Overview
Vimentin is an intermediate filament protein expressed mainly in cells of mesenchymal origin. It is also known as an anti-vimentin antibody when referred to in immunological testing. This gene is located on chromosome 10 and plays an important role in maintaining cellular structure and integrity. It is widely used as a marker of epithelial–mesenchymal transition, a process associated with tumor progression and metastasis.
It is considered a relatively non-specific marker. Most carcinomas and epithelial tumors are usually negative, while mesenchymal tumors show strong positivity. Because of this, It is commonly used in combination with other markers for diagnostic interpretation rather than as a standalone test
Symptoms
Vimentin itself does not cause symptoms. Clinical features depend on the underlying condition where vimentin expression is altered or detected. In malignancies, symptoms vary according to tumor type, site, and stage.
In inflammatory and systemic conditions, elevated serum vimentin levels may be associated with endothelial injury. In pediatric severe sepsis, high serum vimentin levels are linked with poor prognosis and increased risk of mortality.
In oral cancers, higher serum vimentin levels are associated with disease progression, moving from normal tissue to benign conditions and then to malignant states. Symptoms in such cases include non-healing ulcers, pain, swelling, and difficulty in chewing or swallowing.
Causes
Its expression increases due to activation of epithelial–mesenchymal transition. During this process, epithelial cells lose polarity and adhesion and acquire mesenchymal features that enhance migration and invasiveness.

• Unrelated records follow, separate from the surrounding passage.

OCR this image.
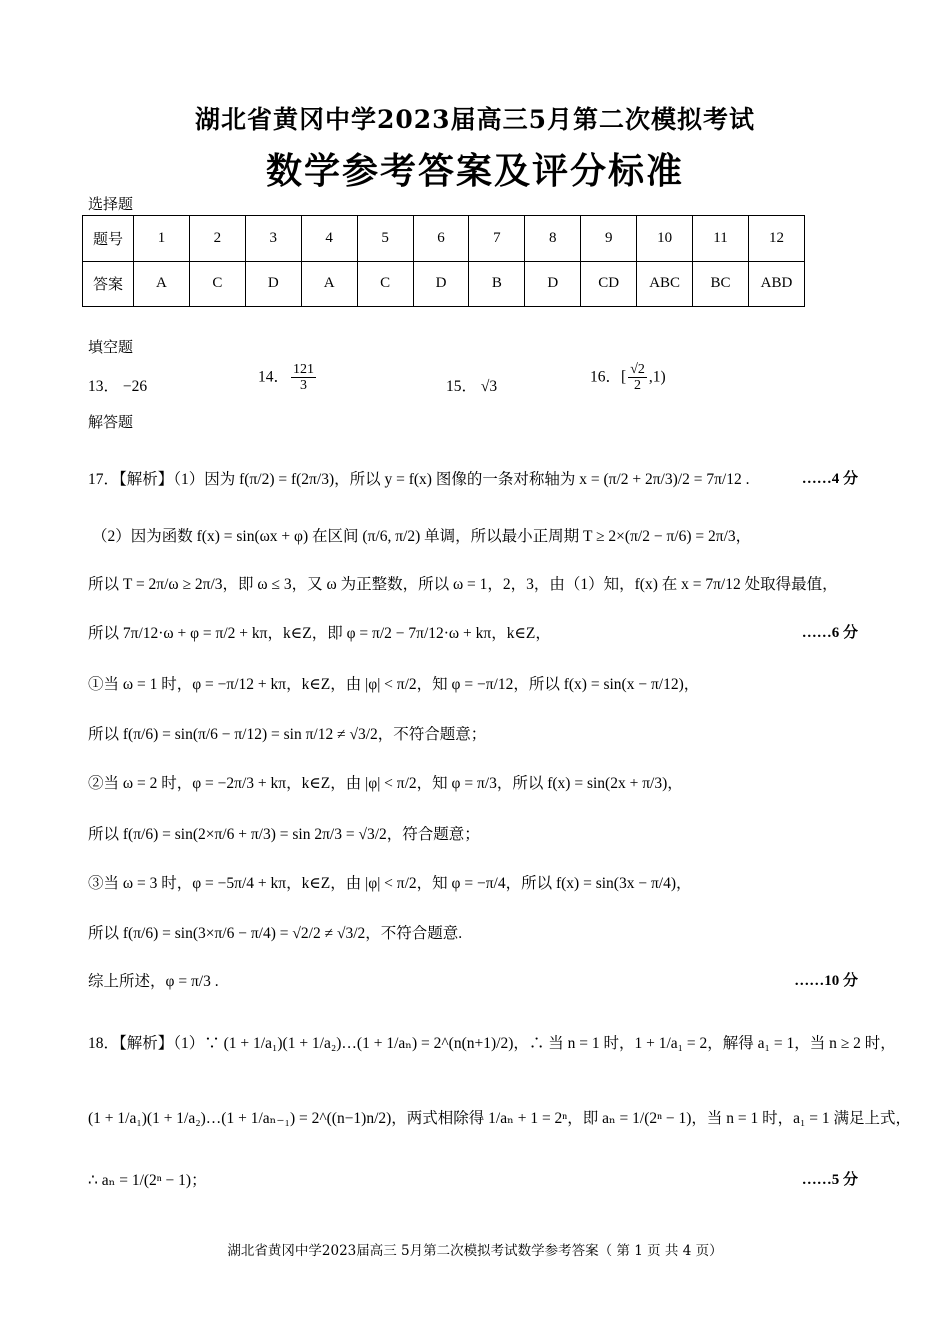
湖北省黄冈中学2023届高三5月第二次模拟考试
数学参考答案及评分标准
选择题
题号	1	2	3	4	5	6	7	8	9	10	11	12
答案	A	C	D	A	C	D	B	D	CD	ABC	BC	ABD
填空题
13． −26
14． $\frac{121}{3}$	15． √3
16．[ $\frac{√2}{2} ,1$)
解答题
17．【解析】（1）因为 f(π/2) = f(2π/3)，所以 y = f(x) 图像的一条对称轴为 x = (π/2 + 2π/3)/2 = 7π/12 .	……4 分
（2）因为函数 f(x) = sin(ωx + φ) 在区间 (π/6, π/2) 单调，所以最小正周期 T ≥ 2×(π/2 − π/6) = 2π/3，
所以 T = 2π/ω ≥ 2π/3，即 ω ≤ 3，又 ω 为正整数，所以 ω = 1，2，3，由（1）知，f(x) 在 x = 7π/12 处取得最值，
所以 7π/12·ω + φ = π/2 + kπ，k∈Z，即 φ = π/2 − 7π/12·ω + kπ，k∈Z，	……6 分
①当 ω = 1 时，φ = −π/12 + kπ，k∈Z，由 |φ| < π/2，知 φ = −π/12，所以 f(x) = sin(x − π/12)，
所以 f(π/6) = sin(π/6 − π/12) = sin π/12 ≠ √3/2，不符合题意；
②当 ω = 2 时，φ = −2π/3 + kπ，k∈Z，由 |φ| < π/2，知 φ = π/3，所以 f(x) = sin(2x + π/3)，
所以 f(π/6) = sin(2×π/6 + π/3) = sin 2π/3 = √3/2，符合题意；
③当 ω = 3 时，φ = −5π/4 + kπ，k∈Z，由 |φ| < π/2，知 φ = −π/4，所以 f(x) = sin(3x − π/4)，
所以 f(π/6) = sin(3×π/6 − π/4) = √2/2 ≠ √3/2，不符合题意.
综上所述，φ = π/3 .	……10 分
18．【解析】（1）∵ (1 + 1/a₁)(1 + 1/a₂)…(1 + 1/aₙ) = 2^(n(n+1)/2)，∴ 当 n = 1 时，1 + 1/a₁ = 2，解得 a₁ = 1，当 n ≥ 2 时，
(1 + 1/a₁)(1 + 1/a₂)…(1 + 1/aₙ₋₁) = 2^((n−1)n/2)，两式相除得 1/aₙ + 1 = 2ⁿ，即 aₙ = 1/(2ⁿ − 1)，当 n = 1 时，a₁ = 1 满足上式，
∴ aₙ = 1/(2ⁿ − 1)；	……5 分
湖北省黄冈中学2023届高三 5月第二次模拟考试数学参考答案（ 第 1 页 共 4 页）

In cancer, overexpression of vimentin reflects aggressive tumor behavior and metastatic potential. It is commonly seen in mesenchymal tumors, sarcomatoid and rhabdoid renal cell carcinoma, meningioma, ependymoma, adrenal cortical carcinoma, thyroid carcinomas, and certain gynecological and pancreatic tumors.
Elevated serum vimentin levels may occur due to endothelial injury, systemic inflammation, or severe infection. In pediatric severe sepsis, increased levels indicate vascular damage and worse outcomes.
Risk Factors
Risk factors related to abnormal vimentin expression are mainly linked to malignancy, chronic inflammation, and severe systemic illness. Tumors undergoing epithelial–mesenchymal transition show increased vimentin expression.
Patients with advanced or aggressive cancers are more likely to show vimentin positivity, especially in mesenchymal and sarcomatoid tumors. Chronic inflammatory states and severe infections increase the likelihood of elevated serum vimentin.
In oral premalignant conditions such as oral submucous fibrosis, rising of these levels indicates increased risk of malignant transformation. Progression from benign to malignant disease increases this expression.
Prevention
There is no specific prevention expression, as it reflects underlying disease processes rather than a primary disorder. Prevention focuses on early detection and management of associated conditions.
Regular screening and early diagnosis of cancers reduce progression to aggressive stages where vimentin expression is high. Monitoring circulating tumor cells using liquid biopsy helps track disease progression and metastasis.
Control of systemic infections, prompt treatment of sepsis, and early intensive care management reduce endothelial injury and the associated rise in serum vimentin. Interpretation results should always be combined with clinical findings and other diagnostic markers to guide appropriate management.